In an effort to keep politics out of medical examination rooms, Governor Rick Scott of Florida signed, what is commonly referred to as the, “Guns and Doctors Bill” into law.
The law, which was passed by the Florida State Senate 27-10, took effect on June 2 and forbids physicians from asking about a patient’s firearms unless it is “relevant to a patient’s medical care or safety, or the safety of others.”
The legislation was conceived after reports surfaced detailing the discriminatory actions of doctors when patients refused to answer questions regarding their position(s) on guns. The most notable case was the “Ocala incident,” where a young mother was allegedly dropped by her doctor’s practice for not disclosing information related to gun ownership.
But this past Wednesday a federal judge blocked the law on the grounds that it violated the First Amendment rights of doctors in addition to pointing out the seeming superfluity of the law.
Judge Marcia G. Cooke ruled, “The State has attempted to inveigle this Court to cast this matter as a Second Amendment case,” she wrote. “Despite the State’s insistence that the right to “keep arms” is the primary constitutional right at issue in this litigation, a plain reading of the statute reveals that this law in no way affects such rights.”
Cooke not only said the law was unnecessary, but pretty much called it stupid, “I will not speak to the wisdom of the legislation now before me. Questions of a law’s constitutionality do not create ‘a license for courts to judge the wisdom, faimess, or logic of legislative choices.’”
In truth Cooke is right. This law is ineffectual and pointless.
Here are five reasons why.
1. Doctors can still ask you about firearms if they “feel it relevant to a patient’s medical care or safety, or the safety of others.” So, the law doesn’t really prohibit discussions related to firearms, it more or less discourages them. Therefore, a physician can still ask you about firearms and just claim his questions were in the best interest of (you) the patient.
2. The impetus for the law was one anomalous case. As Cooke’s ruling states, “The legislative debates on this bill reveal that the legislature relied heavily on anecdotal information about physicians asking patients about firearm ownership… It does not appear that the Florida legislature relied on any studies, research, or statistics on physicians’ practices or patients’ experiences on this issue.”
3. Doctors can still drop you: “The State also clarifies that, although the anti-discrimination provision prohibits physicians from discriminating against a patient solely based on firearm ownership, it does not alter existing law that allows a physician to terminate the doctor-patient relationship… The antidiscrimination provision therefore provides only remote, if any, support for the State’s asserted purpose.” In other words, if a doctor doesn’t like you, then for whatever reason, you’re gone. Will you have recourse? Perhaps, but you have to prove there was discrimination. And as mentioned, it becomes an issue of your word against his.

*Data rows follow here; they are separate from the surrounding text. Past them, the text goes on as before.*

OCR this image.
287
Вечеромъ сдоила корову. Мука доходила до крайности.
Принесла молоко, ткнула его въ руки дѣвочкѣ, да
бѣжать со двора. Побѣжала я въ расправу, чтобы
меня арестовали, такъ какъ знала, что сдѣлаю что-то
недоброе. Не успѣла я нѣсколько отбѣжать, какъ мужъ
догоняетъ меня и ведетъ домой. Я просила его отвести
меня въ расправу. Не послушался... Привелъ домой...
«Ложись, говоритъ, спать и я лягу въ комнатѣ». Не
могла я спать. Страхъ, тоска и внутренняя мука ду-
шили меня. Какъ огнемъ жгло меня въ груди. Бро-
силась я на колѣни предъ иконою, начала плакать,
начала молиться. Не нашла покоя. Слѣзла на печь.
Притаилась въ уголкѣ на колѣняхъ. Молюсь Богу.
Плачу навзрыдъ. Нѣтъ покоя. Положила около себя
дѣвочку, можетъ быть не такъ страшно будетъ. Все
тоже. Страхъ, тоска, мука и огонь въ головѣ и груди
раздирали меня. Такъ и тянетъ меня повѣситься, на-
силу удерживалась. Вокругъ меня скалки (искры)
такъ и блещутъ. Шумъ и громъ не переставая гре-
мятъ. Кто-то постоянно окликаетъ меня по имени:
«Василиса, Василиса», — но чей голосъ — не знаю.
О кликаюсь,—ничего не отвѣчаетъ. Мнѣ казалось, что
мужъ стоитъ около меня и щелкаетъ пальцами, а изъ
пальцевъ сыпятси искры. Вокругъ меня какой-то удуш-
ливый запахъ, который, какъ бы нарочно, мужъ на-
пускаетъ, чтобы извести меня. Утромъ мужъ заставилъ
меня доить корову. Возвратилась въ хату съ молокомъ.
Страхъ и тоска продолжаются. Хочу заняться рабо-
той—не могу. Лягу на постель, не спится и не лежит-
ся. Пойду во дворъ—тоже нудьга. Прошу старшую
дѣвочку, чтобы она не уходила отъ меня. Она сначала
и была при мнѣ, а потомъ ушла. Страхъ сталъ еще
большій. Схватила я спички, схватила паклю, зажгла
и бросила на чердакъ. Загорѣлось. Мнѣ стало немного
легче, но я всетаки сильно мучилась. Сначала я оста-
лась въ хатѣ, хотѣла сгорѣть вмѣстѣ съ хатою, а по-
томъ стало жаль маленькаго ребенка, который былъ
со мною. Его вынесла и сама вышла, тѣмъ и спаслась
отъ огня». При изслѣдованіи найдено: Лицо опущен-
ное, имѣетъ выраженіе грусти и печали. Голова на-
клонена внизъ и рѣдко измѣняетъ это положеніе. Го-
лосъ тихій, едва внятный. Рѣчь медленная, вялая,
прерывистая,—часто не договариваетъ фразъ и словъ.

4. Commonsense has already kicked in. “The evidence on the record shows that practitioners have eliminated questions about firearm ownership from intake questionnaires and either curtailed or stopped routine counseling on firearm safety as a result of this law. Practitioners are self-censoring themselves out of fear disciplinary actions.” No kidding. Talk to any doctor and he’s got enough stuff to worry about between malpractice lawsuits, Obamacare, etc. The last thing he needs is a lawsuit claiming that he made an offensive comment concerning your .38. Doctors are smart, and one would imagine that they’ve already adjusted to this threat against their business.
5. Lastly, I thought we were a community that valued self-reliance? If a physician asks you something you don’t want to answer it, don’t answer it. Or lie. And if he drops you because he doesn’t like your answer, find a new doctor. “Wait a minute!” you might say, “That’s unfair! Not all doctor’s take Medicaid.” No, they don’t. Why should they? Doctors have rights too.
This law says nothing and does nothing to change the physician-patient relationship. It was designed by the talking heads to curry favor with gun owners. But if one looks at it closely it’s clear it’s a waste of paper. An open relationship with your doctor is important. And it’s okay if you don’t agree on everything. Instead of running out of the office claiming you’re a victim, try talking intelligently to your doctor about your position. He’s not the only one who can pass along useful information.